Skype, MSN Messenger, ICQ and Kazaa are certainly popular and undoubtedly very useful software applications, but they have no place being on your work computer (unless one of them is used as the company’s official messaging system). Regularly exposed to software vulnerabilities and virus attacks, this software can open the door to all kinds of infections. Especially if files transmitted through them are not analysed by the company’s antivirus! And if you want new software on your workstation for professional use, talk to your IT manager before installing a beta version or a version found on the Internet. They’ll be sure to offer you a legal version of the software so that you don’t put the company’s IT security in danger. Needless to say, illegally downloading music onto your work computer is not advised at all!
If you need to connect personal devices like PDAs to the company’s network, ask for help from your IT manager to avoid infecting the network with any possible viruses.
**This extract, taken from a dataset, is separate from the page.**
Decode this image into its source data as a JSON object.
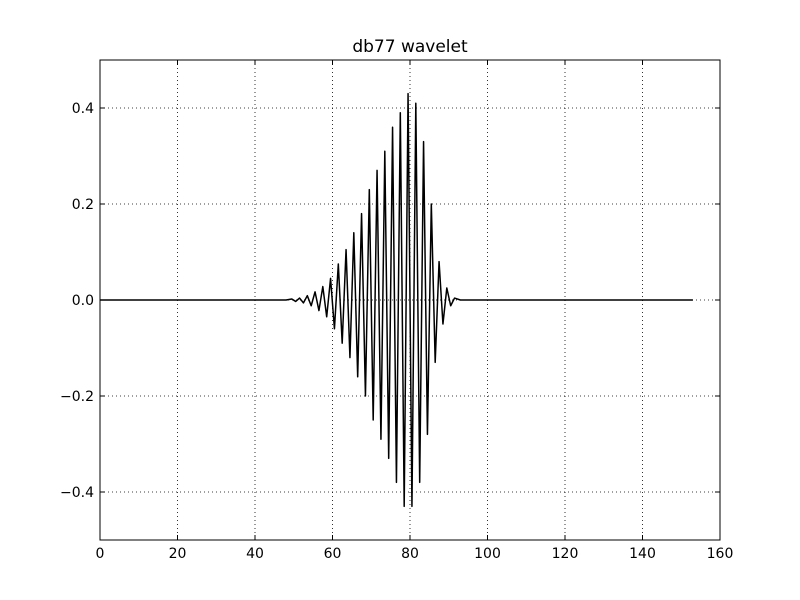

As a company’s antivirus is regularly updated, email security is for the most part already guaranteed. However, it’s still worth applying general rules of caution, such as never opening suspicious attachments. Don’t reply to spam either (all that will do is confirm your email address) and avoid downloading free personal software as they often contain spyware.
It’s not advisable to let family members or friends use your work laptop. But if you decide to do so, at least take the necessary precautions. Set up password-protected profiles for each user so that others won’t have access to company data. You can also create passwords or set up extra protection for certain confidential files so that they cannot be accidentally changed or deleted.
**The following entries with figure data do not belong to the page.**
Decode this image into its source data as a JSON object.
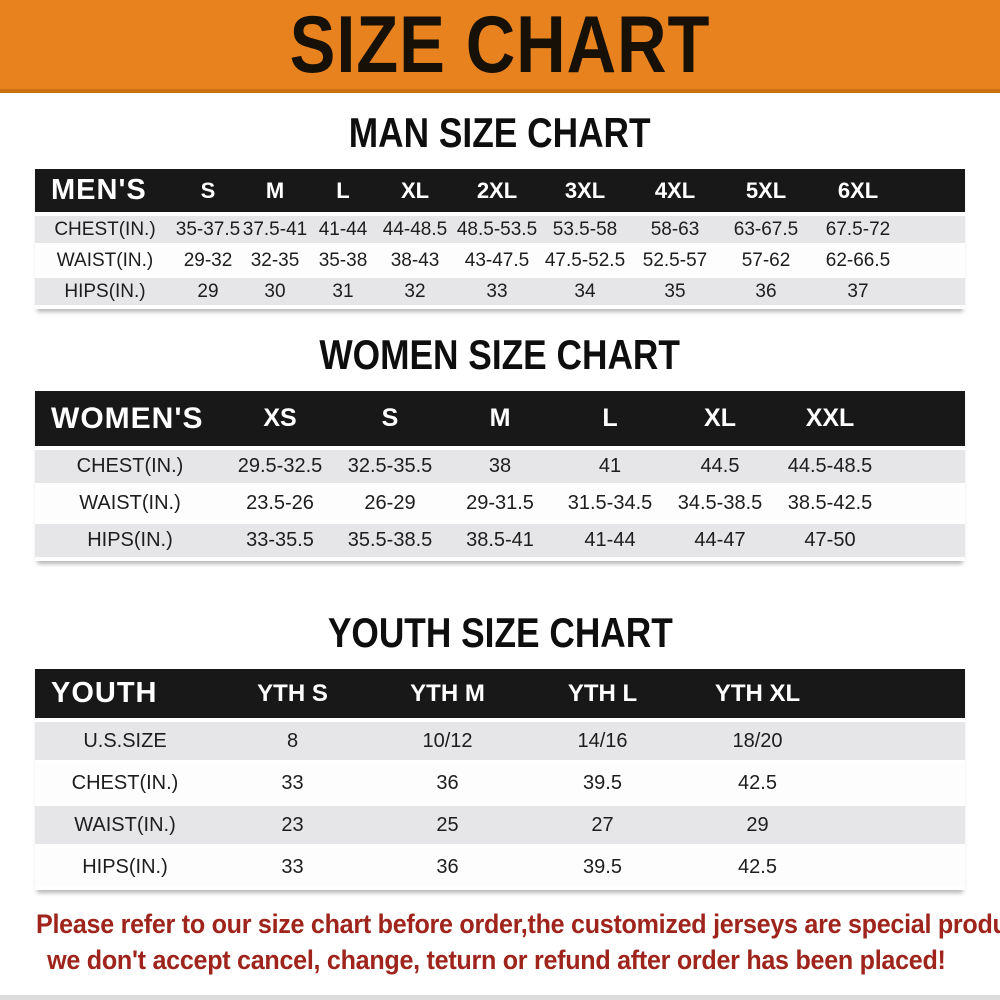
{
  "banner": {
    "title": "SIZE CHART",
    "bg_color": "#e8821e",
    "border_color": "#c9700f",
    "text_color": "#171007"
  },
  "sections": [
    {
      "heading": "MAN SIZE CHART",
      "table": {
        "header": {
          "label": "MEN'S",
          "columns": [
            "S",
            "M",
            "L",
            "XL",
            "2XL",
            "3XL",
            "4XL",
            "5XL",
            "6XL"
          ]
        },
        "rows": [
          {
            "label": "CHEST(IN.)",
            "values": [
              "35-37.5",
              "37.5-41",
              "41-44",
              "44-48.5",
              "48.5-53.5",
              "53.5-58",
              "58-63",
              "63-67.5",
              "67.5-72"
            ]
          },
          {
            "label": "WAIST(IN.)",
            "values": [
              "29-32",
              "32-35",
              "35-38",
              "38-43",
              "43-47.5",
              "47.5-52.5",
              "52.5-57",
              "57-62",
              "62-66.5"
            ]
          },
          {
            "label": "HIPS(IN.)",
            "values": [
              "29",
              "30",
              "31",
              "32",
              "33",
              "34",
              "35",
              "36",
              "37"
            ]
          }
        ]
      }
    },
    {
      "heading": "WOMEN SIZE CHART",
      "table": {
        "header": {
          "label": "WOMEN'S",
          "columns": [
            "XS",
            "S",
            "M",
            "L",
            "XL",
            "XXL"
          ]
        },
        "rows": [
          {
            "label": "CHEST(IN.)",
            "values": [
              "29.5-32.5",
              "32.5-35.5",
              "38",
              "41",
              "44.5",
              "44.5-48.5"
            ]
          },
          {
            "label": "WAIST(IN.)",
            "values": [
              "23.5-26",
              "26-29",
              "29-31.5",
              "31.5-34.5",
              "34.5-38.5",
              "38.5-42.5"
            ]
          },
          {
            "label": "HIPS(IN.)",
            "values": [
              "33-35.5",
              "35.5-38.5",
              "38.5-41",
              "41-44",
              "44-47",
              "47-50"
            ]
          }
        ]
      }
    },
    {
      "heading": "YOUTH SIZE CHART",
      "table": {
        "header": {
          "label": "YOUTH",
          "columns": [
            "YTH S",
            "YTH M",
            "YTH L",
            "YTH XL"
          ]
        },
        "rows": [
          {
            "label": "U.S.SIZE",
            "values": [
              "8",
              "10/12",
              "14/16",
              "18/20"
            ]
          },
          {
            "label": "CHEST(IN.)",
            "values": [
              "33",
              "36",
              "39.5",
              "42.5"
            ]
          },
          {
            "label": "WAIST(IN.)",
            "values": [
              "23",
              "25",
              "27",
              "29"
            ]
          },
          {
            "label": "HIPS(IN.)",
            "values": [
              "33",
              "36",
              "39.5",
              "42.5"
            ]
          }
        ]
      }
    }
  ],
  "footer": {
    "line1": "Please refer to our size chart before order,the customized jerseys are special products,",
    "line2": "we don't accept cancel, change, teturn or refund after order has been placed!",
    "text_color": "#9e241c"
  },
  "colors": {
    "header_bar": "#181818",
    "row_gray": "#e6e6e8",
    "row_white": "#fdfdfd"
  }
}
The company’s network security system protects your data in the office, but what about your home Internet connection? Don’t forget to update your personal antivirus and to install a firewall.
Who among us hasn’t already tried to install software CDs onto their personal computer that we have found in the office, or to pass the CDs along to friends? Unfortunately this seemingly-innocent practice is in fact a violation of the rules governing software licences. These licences are often granted for a fixed number of computers to a particular company, and don’t allow uncontrolled installations outside of these contractual boundaries.
Security cables to lock your computer in place are indispensable for those using laptops outside of the office. Don’t forget that if your computer is stolen, so is your data! Look after your laptop’s battery too by not having your laptop permanently plugged into the mains: a rechargeable battery is like a muscle, exercise is vital for it!